12 de julio 2010 - 00:00

Macri recluta jóvenes y busca intendentes

Mauricio Macri junto a escolares en la inauguración de un campo de deportes en el barrio de Villa Soldati de la Ciudad de Buenos Aires, el sábado.
Mauricio Macri junto a escolares en la inauguración de un campo de deportes en el barrio de Villa Soldati de la Ciudad de Buenos Aires, el sábado.
Sin aliados por ahora, el PRO busca conformar un armado en la provincia de Buenos Aires que, más tarde o más temprano, termine comulgando con los viejos socios en ese territorio. La idea es, antes de que termine el año, llenar una grilla de aproximadamente la mitad de las intendencias bonaerenses, unas 60, aunque las aspiraciones podrían terminar en mucho menos, si se tiene en cuenta que por ahora, Mauricio Macri cuenta con solamente tres aspirantes a municipios, dos ministros actuales en la Ciudad de Buenos Aires. Uno es Néstor Grindetti, quien conduce Hacienda y se embarcaría nuevamente en disputarle a un ex pariente suyo la intendencia de Lanús, su barrio. El otro que mantiene la misma inquietud e incluso comparten salidas de campaña con Grindetti es el titular de Justicia y Seguridad, Guillermo Montenegro, para San Isidro. El tercero sería el propio Jorge Macri, quien se animaría a disputar Vicente López. Con nombres menos conocidos, el PRO ya tiene postulantes propios para los municipios de Punta Indio, 9 de Julio y Rivadavia, entre otros.

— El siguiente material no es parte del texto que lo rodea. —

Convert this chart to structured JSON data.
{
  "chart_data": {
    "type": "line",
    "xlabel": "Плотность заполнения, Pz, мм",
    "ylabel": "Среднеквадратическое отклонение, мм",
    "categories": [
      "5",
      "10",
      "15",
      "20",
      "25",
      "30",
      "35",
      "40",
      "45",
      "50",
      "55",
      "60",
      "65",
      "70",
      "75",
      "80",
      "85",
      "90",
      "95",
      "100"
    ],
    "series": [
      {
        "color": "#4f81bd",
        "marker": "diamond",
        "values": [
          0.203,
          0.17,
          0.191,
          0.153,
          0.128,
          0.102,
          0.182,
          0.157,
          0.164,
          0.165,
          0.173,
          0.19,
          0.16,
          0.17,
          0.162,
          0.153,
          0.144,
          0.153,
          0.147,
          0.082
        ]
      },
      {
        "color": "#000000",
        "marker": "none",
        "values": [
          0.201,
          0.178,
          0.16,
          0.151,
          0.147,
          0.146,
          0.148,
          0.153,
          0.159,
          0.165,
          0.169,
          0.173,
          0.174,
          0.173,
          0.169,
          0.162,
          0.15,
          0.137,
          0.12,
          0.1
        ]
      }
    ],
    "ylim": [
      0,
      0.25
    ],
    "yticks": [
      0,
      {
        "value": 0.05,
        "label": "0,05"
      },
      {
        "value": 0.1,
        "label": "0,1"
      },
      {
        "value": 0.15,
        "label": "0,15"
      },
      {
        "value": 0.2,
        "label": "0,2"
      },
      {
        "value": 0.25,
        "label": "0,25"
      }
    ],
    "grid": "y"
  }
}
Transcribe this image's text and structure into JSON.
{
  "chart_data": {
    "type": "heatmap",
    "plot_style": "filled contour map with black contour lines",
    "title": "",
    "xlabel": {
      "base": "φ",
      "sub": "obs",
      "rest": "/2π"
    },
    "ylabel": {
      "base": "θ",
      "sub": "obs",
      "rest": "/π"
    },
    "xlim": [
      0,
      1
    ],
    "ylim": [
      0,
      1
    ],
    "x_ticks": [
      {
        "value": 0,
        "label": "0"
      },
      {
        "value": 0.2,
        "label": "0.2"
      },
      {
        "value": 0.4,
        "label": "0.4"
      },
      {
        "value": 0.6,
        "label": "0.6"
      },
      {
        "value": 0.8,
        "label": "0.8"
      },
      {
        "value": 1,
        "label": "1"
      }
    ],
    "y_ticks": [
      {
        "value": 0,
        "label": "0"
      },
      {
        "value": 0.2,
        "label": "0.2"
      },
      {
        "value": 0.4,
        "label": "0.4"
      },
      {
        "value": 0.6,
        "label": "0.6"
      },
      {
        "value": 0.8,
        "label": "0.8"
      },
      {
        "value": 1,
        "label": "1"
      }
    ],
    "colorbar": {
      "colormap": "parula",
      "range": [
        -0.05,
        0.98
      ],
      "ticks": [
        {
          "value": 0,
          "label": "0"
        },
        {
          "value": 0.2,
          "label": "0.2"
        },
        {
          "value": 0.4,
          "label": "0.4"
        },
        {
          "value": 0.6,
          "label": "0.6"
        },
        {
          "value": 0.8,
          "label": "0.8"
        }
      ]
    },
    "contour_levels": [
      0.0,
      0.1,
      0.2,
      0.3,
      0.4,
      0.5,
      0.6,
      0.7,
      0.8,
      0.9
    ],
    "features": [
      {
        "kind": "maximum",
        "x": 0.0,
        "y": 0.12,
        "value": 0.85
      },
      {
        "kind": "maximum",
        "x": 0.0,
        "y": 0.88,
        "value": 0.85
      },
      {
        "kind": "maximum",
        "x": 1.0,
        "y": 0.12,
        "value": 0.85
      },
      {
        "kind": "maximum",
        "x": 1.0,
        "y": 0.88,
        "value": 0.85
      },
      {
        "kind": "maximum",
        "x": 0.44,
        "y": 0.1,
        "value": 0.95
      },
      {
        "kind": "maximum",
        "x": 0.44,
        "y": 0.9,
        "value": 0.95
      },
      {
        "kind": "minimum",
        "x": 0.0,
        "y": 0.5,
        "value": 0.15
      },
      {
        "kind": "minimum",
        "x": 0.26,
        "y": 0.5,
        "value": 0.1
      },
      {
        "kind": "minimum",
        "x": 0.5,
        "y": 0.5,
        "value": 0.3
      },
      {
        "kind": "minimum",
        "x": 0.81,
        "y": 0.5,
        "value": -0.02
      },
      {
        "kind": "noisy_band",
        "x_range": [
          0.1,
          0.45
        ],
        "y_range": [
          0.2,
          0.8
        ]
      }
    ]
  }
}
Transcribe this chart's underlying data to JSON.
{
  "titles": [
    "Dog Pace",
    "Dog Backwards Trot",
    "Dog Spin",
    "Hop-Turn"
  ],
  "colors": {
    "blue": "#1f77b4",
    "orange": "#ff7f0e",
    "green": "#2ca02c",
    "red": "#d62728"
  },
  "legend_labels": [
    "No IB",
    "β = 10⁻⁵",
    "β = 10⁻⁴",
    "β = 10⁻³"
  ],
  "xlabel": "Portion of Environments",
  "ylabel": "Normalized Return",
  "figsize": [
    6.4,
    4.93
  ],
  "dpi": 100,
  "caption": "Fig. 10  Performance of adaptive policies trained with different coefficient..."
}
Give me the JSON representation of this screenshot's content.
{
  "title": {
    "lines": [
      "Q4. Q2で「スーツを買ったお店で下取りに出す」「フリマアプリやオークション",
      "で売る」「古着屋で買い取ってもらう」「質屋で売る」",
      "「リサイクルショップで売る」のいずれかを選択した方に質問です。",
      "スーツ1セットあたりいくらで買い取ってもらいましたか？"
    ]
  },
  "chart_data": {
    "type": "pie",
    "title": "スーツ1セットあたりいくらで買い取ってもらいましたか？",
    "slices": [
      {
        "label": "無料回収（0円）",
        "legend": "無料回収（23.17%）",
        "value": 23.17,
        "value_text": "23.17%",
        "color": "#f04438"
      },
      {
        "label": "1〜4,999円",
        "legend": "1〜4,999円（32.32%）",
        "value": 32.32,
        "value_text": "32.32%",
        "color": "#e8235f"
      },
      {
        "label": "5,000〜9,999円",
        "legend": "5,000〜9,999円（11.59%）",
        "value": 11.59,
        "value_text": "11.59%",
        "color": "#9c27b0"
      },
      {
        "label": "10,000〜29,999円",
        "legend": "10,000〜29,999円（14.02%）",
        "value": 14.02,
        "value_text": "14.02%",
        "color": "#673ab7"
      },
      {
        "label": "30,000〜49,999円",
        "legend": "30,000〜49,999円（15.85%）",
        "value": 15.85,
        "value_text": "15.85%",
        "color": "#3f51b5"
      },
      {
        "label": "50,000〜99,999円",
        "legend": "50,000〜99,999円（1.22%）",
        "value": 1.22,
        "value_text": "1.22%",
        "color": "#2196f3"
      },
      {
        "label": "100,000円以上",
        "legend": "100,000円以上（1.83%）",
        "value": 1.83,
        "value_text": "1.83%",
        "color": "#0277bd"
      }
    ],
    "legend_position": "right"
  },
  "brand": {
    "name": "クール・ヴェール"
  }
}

Ese proyecto seguirá tomando forma el viernes próximo en una reunión de la mesa nacional del macrismo que buscará repasar lo realizado hasta ahora para la candidatura nacional de Macri y planificar el segundo semestre del año de campaña. No hay allí aún ninguna idea ni estrategia para el caso de que los deseos de encabezar una boleta presidencial del jefe porteño se frustraran. «No existe la idea de Macri postulándose nuevamente para la Ciudad», aseguran los animadores de la campaña del mandatario de la Capital Federal, aún negando los deseos de parte de la tropa.

La estrategia para la provincia de Buenos Aires, donde el macrismo asegura contará con un «candidato propio para la gobernación» (y piensa en Francisco de Narváez) la quieren completar con otra: aumentar el reclutamiento de jóvenes PRO para lo cual Macri (Mauricio) le dedica todo lo que puede, como una fiesta patria el viernes pasado en un Club de Villa Pueyrredón en la Capital Federal.

En la provincia de Buenos Aires, se justifica que los menores de 40 sean el blanco PRO, con datos que retiene el macrismo. Por ejemplo, explica Jorge Macri, que con los menores de 35 años la diferencia de votos a favor contra la candidatura de Néstor Kirchner fue de 10 puntos. Otra aritmética para esa política le asegura al macrismo que de unos 60 concejales del bloque bonaerense la edad promedio «es de 34 años y eso nos diferencia del resto de los partidos, que promedian los 51 años». Como otro alarde, afirma el macrismo que tanto en la Legislatura porteña como en el Congreso, el PRO tiene las edades más jóvenes, y más mujeres. Es decir, buscan sumar diferencia con esa porción generacional a la que prometen lugares seguros en las listas electorales del año próximo. De 14 boletas bonaerenses de la pasada elección que el PRO ganó sólo en la tira de ediles, nueve las encabezó el macrismo con actuales concejales que llegarían a encabezar ahora las listas a las intendencias.

La diputada Soledad Martínez, titular de la juventud PRO; el secretario general del Gobierno porteño, Marcos Peña, y el legislador de la Ciudad, Fernando De Andreis, animan la movida generacional para Macri.

El jefe porteño arenga a los jóvenes con la idea de «cambiar las expectativas y aprovechar la infinidad de oportunidades que se le presenta al país en esta década» y pidiéndoles que «continuemos el compromiso de generar entusiasmo y participación en la ciudadanía, de poner la política al servicio de la gente y llevar a la Argentina a recuperar esa condición de liderazgo en el mundo que supo tener hace mucho tiempo».